Between the Borderline Shooting in Thousand Oaks and the Woolsey Fire in early November, Pepperdine students experienced an unconventional first semester. Some students chose to leave Pepperdine after fall semester, but many spring admits chose to attend nevertheless. 126 out of the 150 admitted spring students came to campus for the spring 2019 semester, Housing Director Robin Gore said.
“I never considered not coming,” spring admit Simone Decker said. “After seeing how the Pepperdine community responded with messages of unity and strength, these tragedies were a beautiful reminder of why I wanted to come to Pepp: the community.”
The admits are a mix of first-year and transfer students admitted through early spring admission and spring admission, Director of Admissions Falone Serna said. Many of these students, like freshman Grant Richardson, said they had known they were coming to Pepperdine for months, which made it difficult to watch the tragedies of the past semester unfold.
“Throughout this entire time I was like, ‘I should be up at Pepperdine, I should be with them,’” Richardson said. “I just felt so awful being so distant from everyone, I just wanted to be there at least for emotional support. I just felt so helpless.”
Richardson first heard of the shooting from social media after friends on Facebook marked themselves safe from the shooting, then from a Pepperdine student, freshman Alicia Yu, on Instagram.
Decker is from Palmdale, CA, and said she heard the news of the shooting and fire from her immediate family soon after each happened.
“I was horrified, surprised and devastated for Pepperdine,” Decker said. “I couldn’t believe that the news I was hearing was real life. Every part of me wanted to believe that it was some terrible misunderstanding.”
Sophomore Austin Cadman said he heard the news of both the shooting and the fire from his friends who were at Pepperdine, but these events did not change his decision to come to transfer for spring semester.
“It’s kind of funny though because it didn’t impact me coming here,” Cadman said. “I still wanted to go. I wasn’t going to let it change my mind. I’m not going to be scared of this kind of stuff. It’s unfortunate and it sucks but … I kind of felt like everyone else. I felt like a part of the community, even though I wasn’t here at all.”
Spring admits came to campus Jan. 2 for New Student Orientation and said they are still learning how to navigate Pepperdine.
“The biggest challenge for me so far at Pepp was figuring out how to navigate the dining hall,” Decker said. “I didn’t expect to have so many options or to be constrained by certain hours for eating meals. I’ve been able to get the hang of things relatively quickly, but I think it’ll take some time before it feels natural.”

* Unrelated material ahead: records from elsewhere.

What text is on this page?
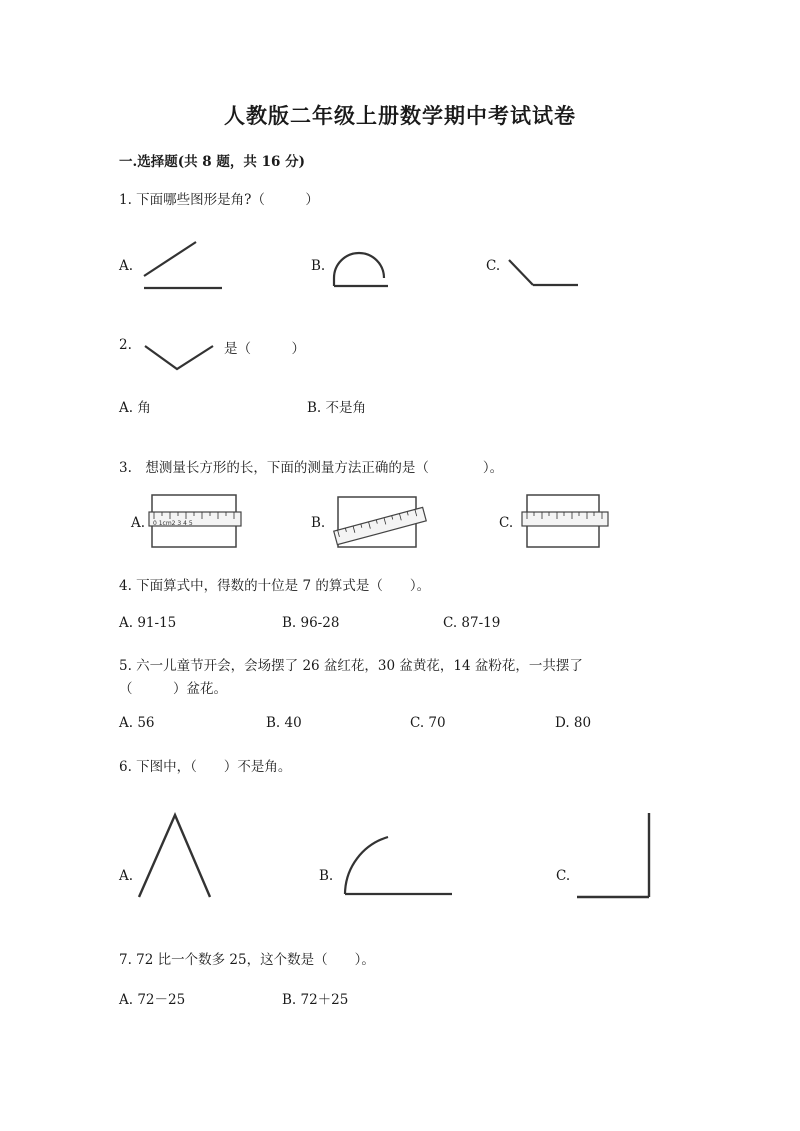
人教版二年级上册数学期中考试试卷
一.选择题(共 8 题，共 16 分)
1. 下面哪些图形是角?（　　　）
A.	B.	C.
2.	是（　　　）
A. 角	B. 不是角
3.　想测量长方形的长，下面的测量方法正确的是（　　　　）。
A. 0 1cm2 3 4 5	B.	C.
4. 下面算式中，得数的十位是 7 的算式是（　　）。
A. 91-15	B. 96-28	C. 87-19
5. 六一儿童节开会，会场摆了 26 盆红花，30 盆黄花，14 盆粉花，一共摆了
（　　　）盆花。
A. 56	B. 40	C. 70	D. 80
6. 下图中，（　　）不是角。
A.	B.	C.
7. 72 比一个数多 25，这个数是（　　）。
A. 72－25	B. 72＋25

Housing for spring admits is also a challenge due to the large size of the freshman class, Gore said. Of the spring admits, 50 live in traditional first year housing and the rest live in upperclassmen housing like Towers, Seaside and even Drescher, Gore said. While many upperclassmen lost housing after the Woolsey fire, only 18 of the displaced students still require housing from Pepperdine, meaning there was little to no effect on housing for the spring admits, Gore said.
Richardson lives in Towers and said it’s been interesting living with a wide variety of students from freshmen to seniors. Cadman lives in Eden and said it was an easy adjustment moving in with fellow first years.

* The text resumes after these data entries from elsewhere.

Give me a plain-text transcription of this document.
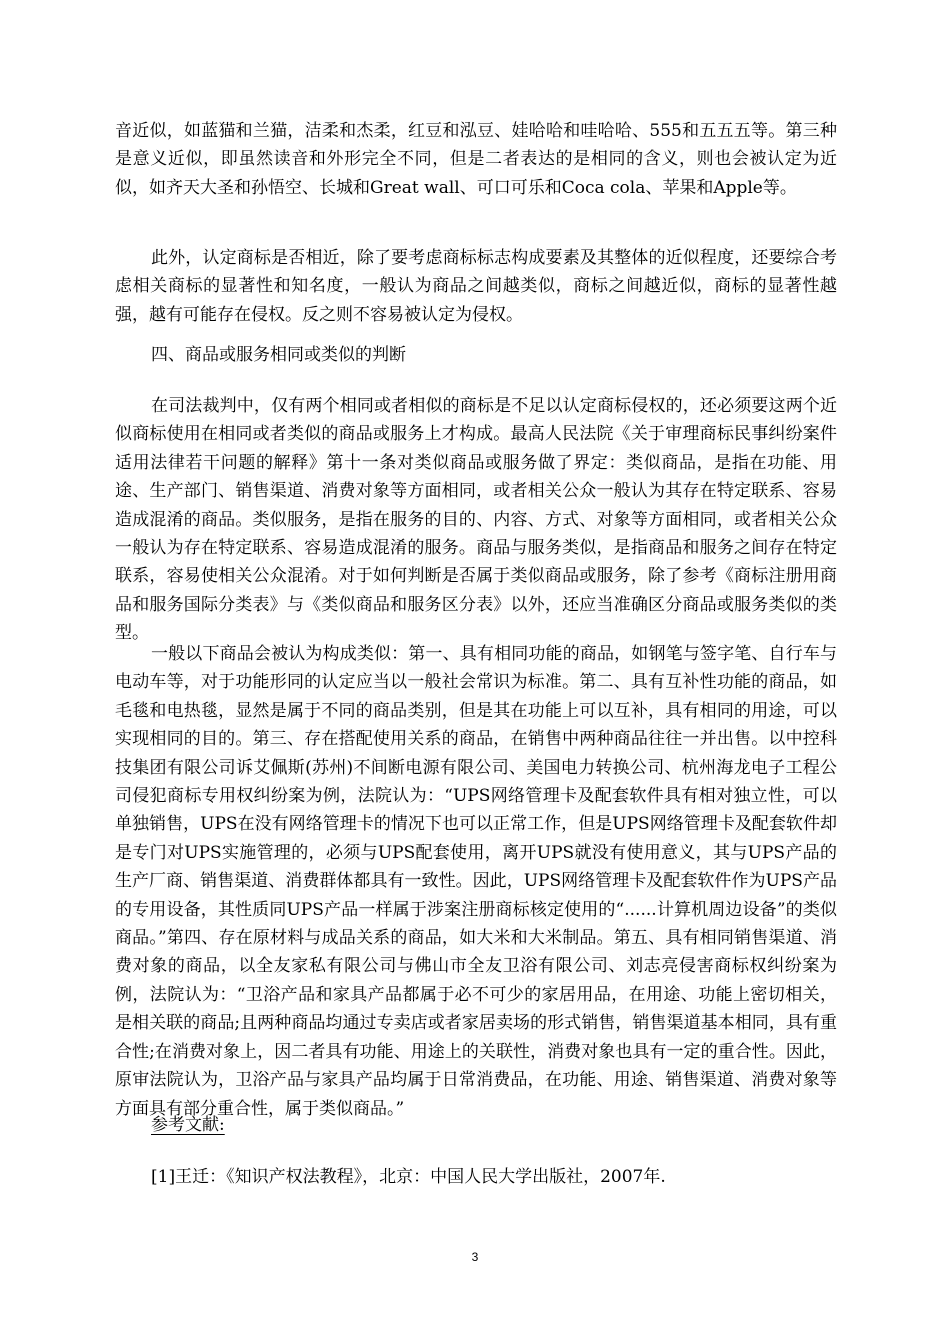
音近似，如蓝猫和兰猫，洁柔和杰柔，红豆和泓豆、娃哈哈和哇哈哈、555和五五五等。第三种是意义近似，即虽然读音和外形完全不同，但是二者表达的是相同的含义，则也会被认定为近似，如齐天大圣和孙悟空、长城和Great wall、可口可乐和Coca cola、苹果和Apple等。

此外，认定商标是否相近，除了要考虑商标标志构成要素及其整体的近似程度，还要综合考虑相关商标的显著性和知名度，一般认为商品之间越类似，商标之间越近似，商标的显著性越强，越有可能存在侵权。反之则不容易被认定为侵权。

四、商品或服务相同或类似的判断

在司法裁判中，仅有两个相同或者相似的商标是不足以认定商标侵权的，还必须要这两个近似商标使用在相同或者类似的商品或服务上才构成。最高人民法院《关于审理商标民事纠纷案件适用法律若干问题的解释》第十一条对类似商品或服务做了界定：类似商品，是指在功能、用途、生产部门、销售渠道、消费对象等方面相同，或者相关公众一般认为其存在特定联系、容易造成混淆的商品。类似服务，是指在服务的目的、内容、方式、对象等方面相同，或者相关公众一般认为存在特定联系、容易造成混淆的服务。商品与服务类似，是指商品和服务之间存在特定联系，容易使相关公众混淆。对于如何判断是否属于类似商品或服务，除了参考《商标注册用商品和服务国际分类表》与《类似商品和服务区分表》以外，还应当准确区分商品或服务类似的类型。

一般以下商品会被认为构成类似：第一、具有相同功能的商品，如钢笔与签字笔、自行车与电动车等，对于功能形同的认定应当以一般社会常识为标准。第二、具有互补性功能的商品，如毛毯和电热毯，显然是属于不同的商品类别，但是其在功能上可以互补，具有相同的用途，可以实现相同的目的。第三、存在搭配使用关系的商品，在销售中两种商品往往一并出售。以中控科技集团有限公司诉艾佩斯(苏州)不间断电源有限公司、美国电力转换公司、杭州海龙电子工程公司侵犯商标专用权纠纷案为例，法院认为：“UPS网络管理卡及配套软件具有相对独立性，可以单独销售，UPS在没有网络管理卡的情况下也可以正常工作，但是UPS网络管理卡及配套软件却是专门对UPS实施管理的，必须与UPS配套使用，离开UPS就没有使用意义，其与UPS产品的生产厂商、销售渠道、消费群体都具有一致性。因此，UPS网络管理卡及配套软件作为UPS产品的专用设备，其性质同UPS产品一样属于涉案注册商标核定使用的“......计算机周边设备”的类似商品。”第四、存在原材料与成品关系的商品，如大米和大米制品。第五、具有相同销售渠道、消费对象的商品，以全友家私有限公司与佛山市全友卫浴有限公司、刘志亮侵害商标权纠纷案为例，法院认为：“卫浴产品和家具产品都属于必不可少的家居用品，在用途、功能上密切相关，是相关联的商品;且两种商品均通过专卖店或者家居卖场的形式销售，销售渠道基本相同，具有重合性;在消费对象上，因二者具有功能、用途上的关联性，消费对象也具有一定的重合性。因此，原审法院认为，卫浴产品与家具产品均属于日常消费品，在功能、用途、销售渠道、消费对象等方面具有部分重合性，属于类似商品。”

参考文献:

[1]王迁：《知识产权法教程》，北京：中国人民大学出版社，2007年.

3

While all three spring admits said they never considered not coming to Pepperdine, Richardson said he was a little worried he would be unable to empathize.
“Being so removed from the whole entire situation, [I was worried] a lot of my freshman classmates have already established these connections and now that they’ve gone through so much, I don’t have anything to relate to that,” Richardson said. “I didn’t experience these things, I don’t know what you’re going through. I can be here and try to help, but I didn’t really experience it.”
When faculty and students mention the events of last semester, Cadman said he feels as though he can understand.
“It’s easy enough to understand that shootings are bad and fires are bad, [so] I can understand how awful it was,” Cadman said. “But at the same time, I’ll never truly understand what it’s like when everything around you is on fire and stuff like that.”
But all three students said they have found students to be welcoming and open.
“I’ve been really surprised with how open and friendly people have been,” Richardson said. “I’ve had really no problem connecting with people. I’ve been walking around campus and people will be like, ‘Hi Grant!’ It’s great here.”
Decker said she’s enjoyed the campus, weather and active culture but especially the people at Pepperdine.
“It has been absolutely incredible to be on campus,” Decker said. “The people here are unlike any other group I’ve ever seen. They smile for no reason, always offer to help and face everything with patience. At first I felt like I was in some sort of movie or dream, but then I realized that Pepp is just that cool!”